Closed grabear closed 5 years ago
Generally speaking, I like the Phyloseq Manipulation-> Metacoder Analysis -> Multi-Package Visualization
workflow.
I like metacoder for the anlaysis part especially. I think the way Zachary Foster has it set up to analyze data by treatment group is great. metacoder::compare_groups
also does pairwise comparisons for experiments where you have more than 2 Treatment Groups. I think that's been a concern moving forward with the MicrobiomeR package.
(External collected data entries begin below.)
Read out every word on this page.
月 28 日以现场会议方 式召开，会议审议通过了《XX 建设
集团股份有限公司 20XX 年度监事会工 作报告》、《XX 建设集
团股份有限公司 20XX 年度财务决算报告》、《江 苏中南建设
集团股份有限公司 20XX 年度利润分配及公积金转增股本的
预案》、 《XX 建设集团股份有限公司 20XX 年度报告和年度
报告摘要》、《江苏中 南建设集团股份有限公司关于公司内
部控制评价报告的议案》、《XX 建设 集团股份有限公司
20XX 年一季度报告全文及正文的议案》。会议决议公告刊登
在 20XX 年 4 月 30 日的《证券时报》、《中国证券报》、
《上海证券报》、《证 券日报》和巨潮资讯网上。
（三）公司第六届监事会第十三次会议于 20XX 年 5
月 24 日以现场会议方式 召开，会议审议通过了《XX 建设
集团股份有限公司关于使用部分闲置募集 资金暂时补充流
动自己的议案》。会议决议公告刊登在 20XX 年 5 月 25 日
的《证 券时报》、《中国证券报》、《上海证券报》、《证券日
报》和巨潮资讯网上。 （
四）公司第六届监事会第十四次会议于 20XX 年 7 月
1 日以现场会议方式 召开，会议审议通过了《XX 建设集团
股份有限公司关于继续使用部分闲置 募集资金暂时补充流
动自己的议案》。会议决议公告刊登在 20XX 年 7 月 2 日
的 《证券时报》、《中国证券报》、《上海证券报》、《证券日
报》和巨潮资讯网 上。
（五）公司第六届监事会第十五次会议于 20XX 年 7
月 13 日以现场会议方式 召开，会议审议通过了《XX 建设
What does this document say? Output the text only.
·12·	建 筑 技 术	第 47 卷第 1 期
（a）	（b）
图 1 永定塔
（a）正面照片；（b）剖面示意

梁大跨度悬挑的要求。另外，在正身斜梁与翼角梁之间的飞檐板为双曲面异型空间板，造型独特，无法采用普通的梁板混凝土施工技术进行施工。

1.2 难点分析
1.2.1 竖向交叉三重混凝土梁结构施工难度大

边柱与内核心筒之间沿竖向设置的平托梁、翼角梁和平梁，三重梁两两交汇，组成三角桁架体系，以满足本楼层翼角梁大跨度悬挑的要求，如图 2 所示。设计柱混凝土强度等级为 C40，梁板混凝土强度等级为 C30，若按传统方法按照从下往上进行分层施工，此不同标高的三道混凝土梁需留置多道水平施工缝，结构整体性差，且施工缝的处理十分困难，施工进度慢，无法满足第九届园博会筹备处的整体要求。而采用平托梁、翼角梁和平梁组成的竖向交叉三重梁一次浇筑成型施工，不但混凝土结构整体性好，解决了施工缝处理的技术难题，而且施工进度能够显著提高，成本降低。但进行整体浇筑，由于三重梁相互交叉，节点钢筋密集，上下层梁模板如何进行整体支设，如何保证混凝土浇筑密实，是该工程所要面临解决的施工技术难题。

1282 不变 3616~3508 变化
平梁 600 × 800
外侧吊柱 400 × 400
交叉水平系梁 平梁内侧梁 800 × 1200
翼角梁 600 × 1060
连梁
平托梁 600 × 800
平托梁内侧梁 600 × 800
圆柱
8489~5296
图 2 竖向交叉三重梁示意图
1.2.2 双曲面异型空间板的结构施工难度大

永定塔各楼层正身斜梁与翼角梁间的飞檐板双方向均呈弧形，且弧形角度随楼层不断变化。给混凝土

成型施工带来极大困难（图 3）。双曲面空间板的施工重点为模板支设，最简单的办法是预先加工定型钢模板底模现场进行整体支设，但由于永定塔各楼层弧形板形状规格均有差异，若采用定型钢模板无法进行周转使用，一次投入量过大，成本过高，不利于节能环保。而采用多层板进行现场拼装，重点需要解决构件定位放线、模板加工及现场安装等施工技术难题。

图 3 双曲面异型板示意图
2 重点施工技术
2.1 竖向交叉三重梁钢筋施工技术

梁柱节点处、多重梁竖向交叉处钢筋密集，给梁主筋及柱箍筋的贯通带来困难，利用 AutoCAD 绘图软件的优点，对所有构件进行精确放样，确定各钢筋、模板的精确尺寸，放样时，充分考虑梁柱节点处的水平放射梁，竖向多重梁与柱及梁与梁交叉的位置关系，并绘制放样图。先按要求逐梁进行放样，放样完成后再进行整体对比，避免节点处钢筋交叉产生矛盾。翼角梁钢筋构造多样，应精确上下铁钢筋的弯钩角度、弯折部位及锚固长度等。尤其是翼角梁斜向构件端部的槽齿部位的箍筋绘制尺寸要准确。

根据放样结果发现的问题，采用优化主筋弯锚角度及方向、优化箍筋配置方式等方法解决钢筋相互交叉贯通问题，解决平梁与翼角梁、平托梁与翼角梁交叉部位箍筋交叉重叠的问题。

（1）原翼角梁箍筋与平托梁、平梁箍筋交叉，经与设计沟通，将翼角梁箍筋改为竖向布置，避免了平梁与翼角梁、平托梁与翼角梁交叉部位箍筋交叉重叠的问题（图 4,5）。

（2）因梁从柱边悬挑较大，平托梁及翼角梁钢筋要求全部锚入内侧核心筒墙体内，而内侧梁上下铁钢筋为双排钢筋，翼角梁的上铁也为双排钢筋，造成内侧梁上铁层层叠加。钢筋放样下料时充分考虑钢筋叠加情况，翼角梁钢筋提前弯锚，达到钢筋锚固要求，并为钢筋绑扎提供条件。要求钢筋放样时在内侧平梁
I was trying to figure out how to reverse engineer metacoder::compare_groups
for simple dataframes, but it would be much easier if we could simply utilize what's already there.
As far as the alpha diversity plot, both metacoder and microbiome use the vegan
package for this, and after a quick look, I can see it's being done the same way in both packages except they're using different graphical ways to represent the data which is worth exploring.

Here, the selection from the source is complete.